Esta pérdida fue consecuencia de que los ingresos se mantuvieron estables, mientras que el gasto corriente tuvo un alza de 35,8%. Las transferencias corrientes y el pago de remuneraciones fueron los ítems que mostraron mayores subas.
Asimismo, en junio del año anterior el superávit primario fue de $ 1.798 millones, mientras que para junio pasado se espera un excedente de $ 1.200 millones, es decir que continuaría la tendencia declinante.
En términos reales, la comparación es más desalentadora. Durante su exposición en el Club de la Unión Nacional, el economista Miguel Ángel Broda explicó que el Fisco lleva siete meses consecutivos de reducción del superávit.
En el período de noviembre a mayo pasados, los ingresos reales subieron $ 2.100 millones, mientras que el gasto primario real creció $ 4.000 millones (ver infografía). Es decir que hubo un déficit real de $ 1.900 millones.
También se verificó un alza en la propensión a gastar del Gobierno, es decir, cuanto gasto nuevo realiza en función de los nuevos ingresos que percibe. Según este análisis, el Ejecutivo gasta 1,8 pesos por cada peso adquirido. Mientras que en 2003, por ejemplo, solo gastó 0,54 centavos por peso.

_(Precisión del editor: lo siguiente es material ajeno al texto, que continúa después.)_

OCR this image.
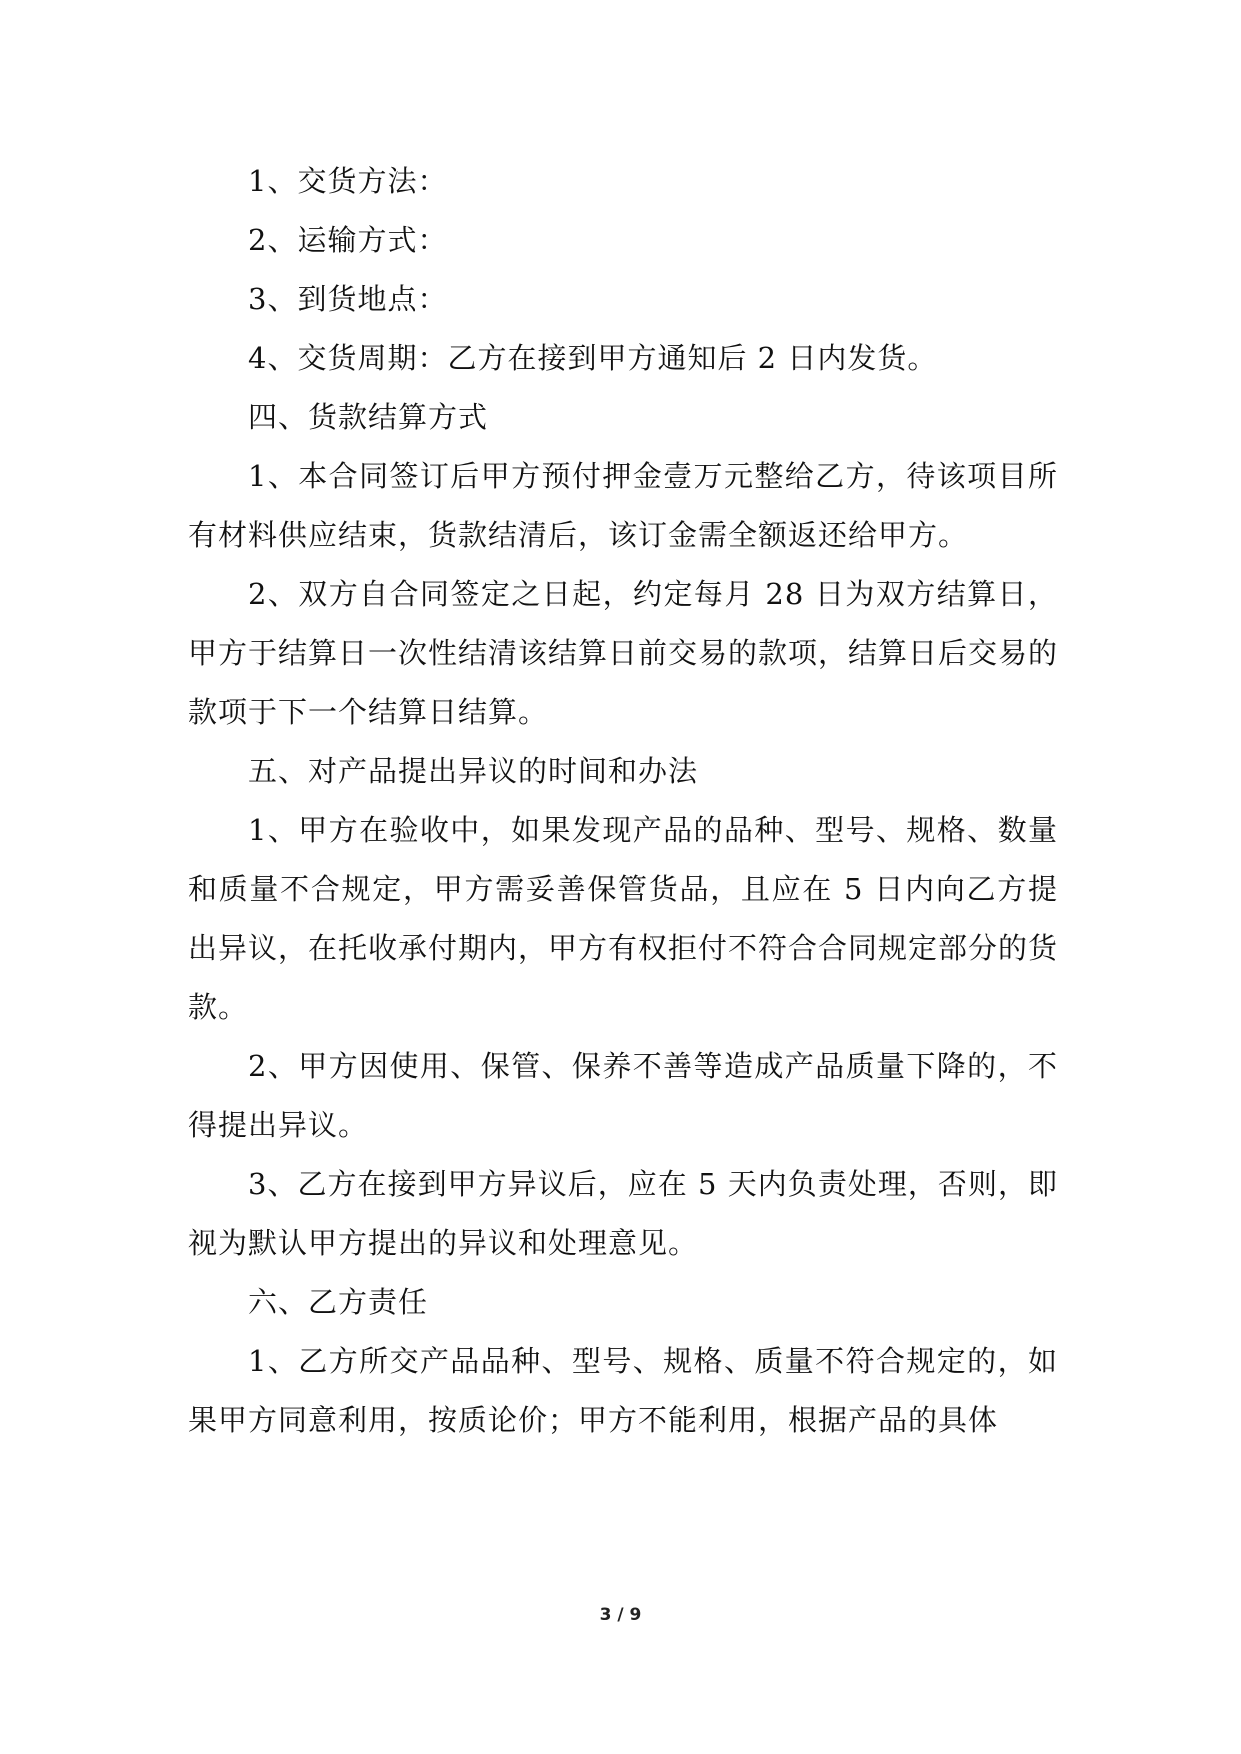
1、交货方法：

2、运输方式：

3、到货地点：

4、交货周期：乙方在接到甲方通知后 2 日内发货。

四、货款结算方式

1、本合同签订后甲方预付押金壹万元整给乙方，待该项目所有材料供应结束，货款结清后，该订金需全额返还给甲方。

2、双方自合同签定之日起，约定每月 28 日为双方结算日，甲方于结算日一次性结清该结算日前交易的款项，结算日后交易的款项于下一个结算日结算。

五、对产品提出异议的时间和办法

1、甲方在验收中，如果发现产品的品种、型号、规格、数量和质量不合规定，甲方需妥善保管货品，且应在 5 日内向乙方提出异议，在托收承付期内，甲方有权拒付不符合合同规定部分的货款。

2、甲方因使用、保管、保养不善等造成产品质量下降的，不得提出异议。

3、乙方在接到甲方异议后，应在 5 天内负责处理，否则，即视为默认甲方提出的异议和处理意见。

六、乙方责任

1、乙方所交产品品种、型号、规格、质量不符合规定的，如果甲方同意利用，按质论价；甲方不能利用，根据产品的具体

3 / 9
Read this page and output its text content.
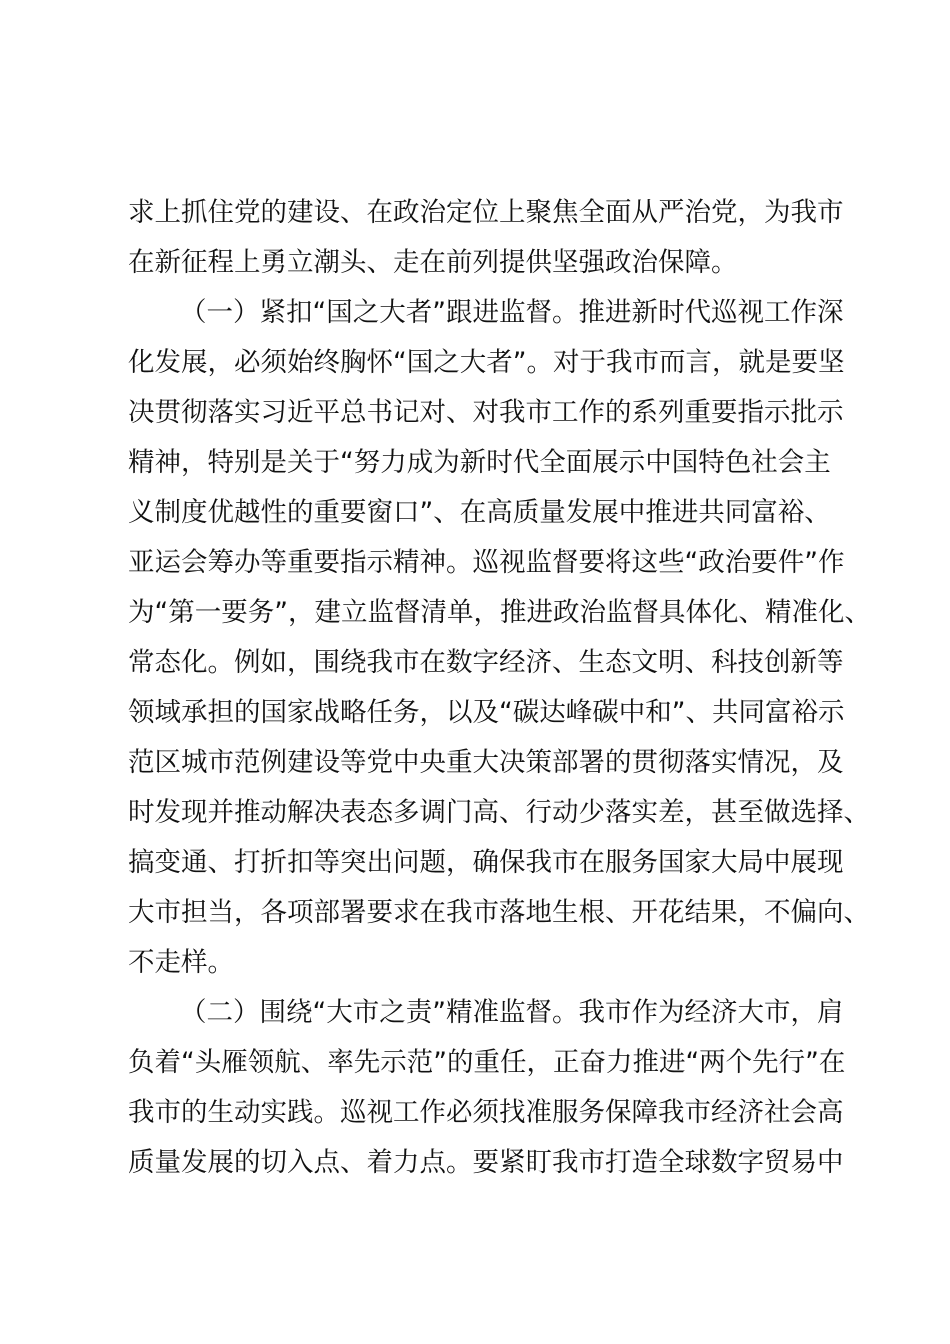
求上抓住党的建设、在政治定位上聚焦全面从严治党，为我市

在新征程上勇立潮头、走在前列提供坚强政治保障。

（一）紧扣“国之大者”跟进监督。推进新时代巡视工作深

化发展，必须始终胸怀“国之大者”。对于我市而言，就是要坚

决贯彻落实习近平总书记对、对我市工作的系列重要指示批示

精神，特别是关于“努力成为新时代全面展示中国特色社会主

义制度优越性的重要窗口”、在高质量发展中推进共同富裕、

亚运会筹办等重要指示精神。巡视监督要将这些“政治要件”作

为“第一要务”，建立监督清单，推进政治监督具体化、精准化、

常态化。例如，围绕我市在数字经济、生态文明、科技创新等

领域承担的国家战略任务，以及“碳达峰碳中和”、共同富裕示

范区城市范例建设等党中央重大决策部署的贯彻落实情况，及

时发现并推动解决表态多调门高、行动少落实差，甚至做选择、

搞变通、打折扣等突出问题，确保我市在服务国家大局中展现

大市担当，各项部署要求在我市落地生根、开花结果，不偏向、

不走样。

（二）围绕“大市之责”精准监督。我市作为经济大市，肩

负着“头雁领航、率先示范”的重任，正奋力推进“两个先行”在

我市的生动实践。巡视工作必须找准服务保障我市经济社会高

质量发展的切入点、着力点。要紧盯我市打造全球数字贸易中
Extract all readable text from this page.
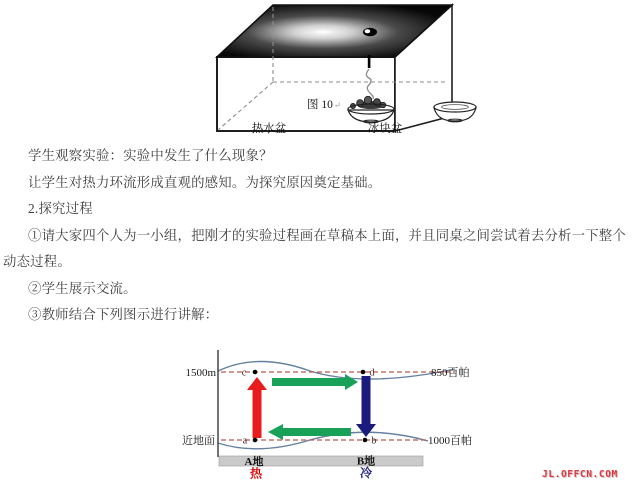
图 10↵
热水盆	冰块盆

学生观察实验：实验中发生了什么现象？

让学生对热力环流形成直观的感知。为探究原因奠定基础。

2.探究过程

①请大家四个人为一小组，把刚才的实验过程画在草稿本上面，并且同桌之间尝试着去分析一下整个动态过程。

②学生展示交流。

③教师结合下列图示进行讲解：

c	d
a	b
1500m
近地面
850百帕
1000百帕
A地
热
B地
冷	JL.OFFCN.COM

La proximidad de las elecciones legislativas de octubre es un factor clave para explicar este aumento del gasto. También la necesidad de mantener, a través de incentivos fiscales, el nivel de actividad de la economía.
Por su parte, la recaudación de ingresos, si bien se mantiene por encima de lo presupuestado, inició una desaceleración de su evolución mensual. Los últimos dos meses mostraron las variaciones más bajas desde septiembre de 2002. El efecto del crecimiento económico, la inflación y el mayor cumplimiento tributario de los contribuyentes tiene un impacto cada vez menor sobre los ingresos.
No obstante, el Gobierno ya cubrió 70% de la meta anual de presupuesto con un superávit que llegó a los $ 9.789 millones. La pauta es de $ 14.200 millones o 3,2% del Producto Interno Bruto (PIB) proyectado.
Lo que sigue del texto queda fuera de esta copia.